We have a separate Google group for the Associates where we discuss everything that is related to the community: ideas for a session, who is going to run it, new companies interested in sponsoring (venue, food, etc), new types of meeting, and many other things. At the beginning you may want to have one or two people to help you. As the community grows, you will need quite a few more.
Associates bring variety and enthusiasm. They keep the community alive and healthy. LSCC would never be so awesome without all the LSCC Associates.
If there is any other user groups or technical communities in your city, go and speak to them. One of the reasons for the LSCC success is our proximity to other communities. The idea for starting LSCC happened during a conversation I had in one of the London Java Community meetings, and from day one we had the support from the LJC organisers. LJC, back then, already had more than 1000 members and they announced many of our events to the LJC members. We also have a good relationship with other local user groups. In the early days, we made sure that none of our meetings would clash with meetings from other user groups so we all could go to each other's meetings.
It's your responsibility, as an organiser, to protect your community. As the number of developers grows, you will see many recruiters and marketeers approaching your community. They will try to use the community's mailing list to advertise their conferences, products, companies, etc. Protect your members and the community mailing list. At LSCC we don't allow any recruiters or people that are not directly involved with a software project to join. For that, membership is by approval only, and I do my best make sure that just people that can contribute to the community will join. We ask every member to write a brief description about who they are. We don't accept memberships where people don't write anything about themselves. A community is not a community if every person in the community doesn't have a profile. Currently I decline between 5 to 10 memberships a month. They are normally recruiters and people trying to advertise their stuff. Sometimes I even Google people and search them on LinkedIn to make sure they are really developers.

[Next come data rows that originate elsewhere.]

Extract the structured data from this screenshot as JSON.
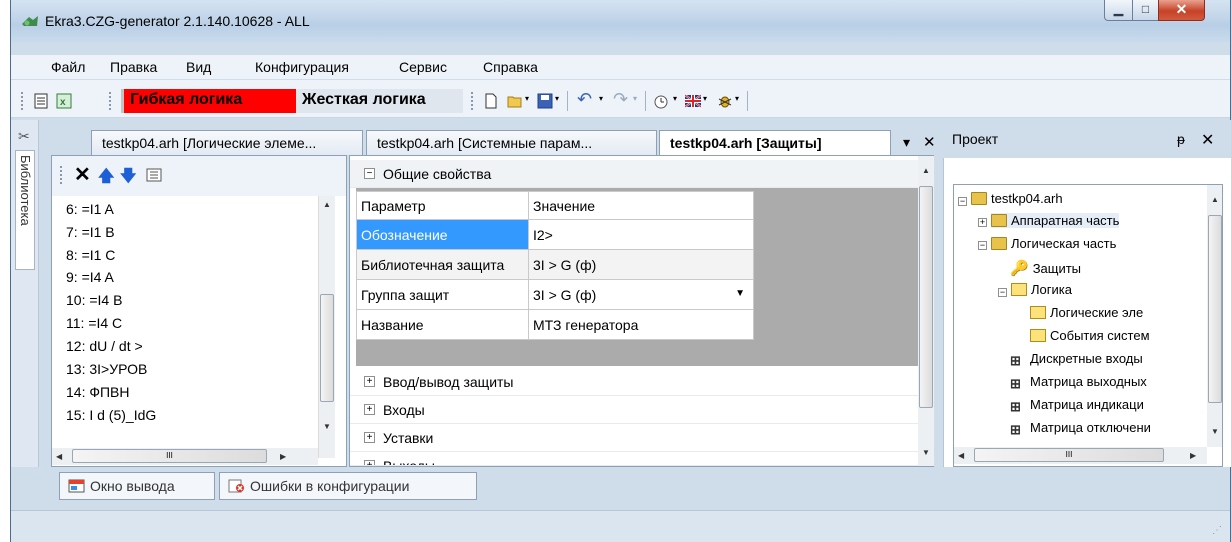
{
  "window": {
    "title": "Ekra3.CZG-generator 2.1.140.10628 - ALL",
    "minimize_glyph": "▁",
    "maximize_glyph": "□",
    "close_glyph": "✕"
  },
  "menu": [
    "Файл",
    "Правка",
    "Вид",
    "Конфигурация",
    "Сервис",
    "Справка"
  ],
  "toolbar": {
    "flex_logic_label": "Гибкая логика",
    "flex_logic_color": "#ff0000",
    "hard_logic_label": "Жесткая логика"
  },
  "side_strip": {
    "library_label": "Библиотека"
  },
  "doc_tabs": [
    {
      "label": "testkp04.arh [Логические элеме...",
      "active": false
    },
    {
      "label": "testkp04.arh [Системные парам...",
      "active": false
    },
    {
      "label": "testkp04.arh [Защиты]",
      "active": true
    }
  ],
  "doc_tabs_menu_glyph": "▾",
  "doc_tabs_close_glyph": "✕",
  "list_panel": {
    "items": [
      "6: =I1 A",
      "7: =I1 B",
      "8: =I1 C",
      "9: =I4 A",
      "10: =I4 B",
      "11: =I4 C",
      "12: dU / dt >",
      "13: 3I>УРОВ",
      "14: ФПВН",
      "15: I d (5)_IdG"
    ],
    "hscroll_mark": "III"
  },
  "properties": {
    "general_group": "Общие свойства",
    "header_param": "Параметр",
    "header_value": "Значение",
    "rows": [
      {
        "param": "Обозначение",
        "value": "I2>",
        "selected": true
      },
      {
        "param": "Библиотечная защита",
        "value": "3I > G (ф)",
        "selected": false
      },
      {
        "param": "Группа защит",
        "value": "3I > G (ф)",
        "selected": false,
        "dropdown": true
      },
      {
        "param": "Название",
        "value": "МТЗ генератора",
        "selected": false
      }
    ],
    "collapsed_groups": [
      "Ввод/вывод защиты",
      "Входы",
      "Уставки",
      "Выходы"
    ],
    "expanded_sign": "⊟",
    "collapsed_sign": "⊞"
  },
  "project": {
    "title": "Проект",
    "pin_glyph": "ᵽ",
    "close_glyph": "✕",
    "tree": {
      "root": "testkp04.arh",
      "hardware": "Аппаратная часть",
      "logic_part": "Логическая часть",
      "protections": "Защиты",
      "logic": "Логика",
      "logic_elements": "Логические эле",
      "system_events": "События систем",
      "discrete_inputs": "Дискретные входы",
      "output_matrix": "Матрица выходных",
      "indication_matrix": "Матрица индикаци",
      "trip_matrix": "Матрица отключени"
    },
    "hscroll_mark": "III"
  },
  "bottom_tabs": [
    "Окно вывода",
    "Ошибки в конфигурации"
  ]
}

There is nothing that the community will gain with people spamming our mailing list. The only thing that will happen is that members will leave the community because of spam.
I know that there is a lot in this post and maybe I made it sound far more complicated than it really is. Organising a community is a lot of fun and has many benefits. You will learn more than you can ever imagine and you will also be helping many other developers to learn as well. That, on its own, is more than enough reason to start a community.
Keep it simple and get more people involved. If you follow that, you will have a successful community.
If you start a Software Craftsmanship community, let us know. All of us from LSCC will be more than happy to help. I wish you all the best with your new community and, above all, I hope you have a loads of fun.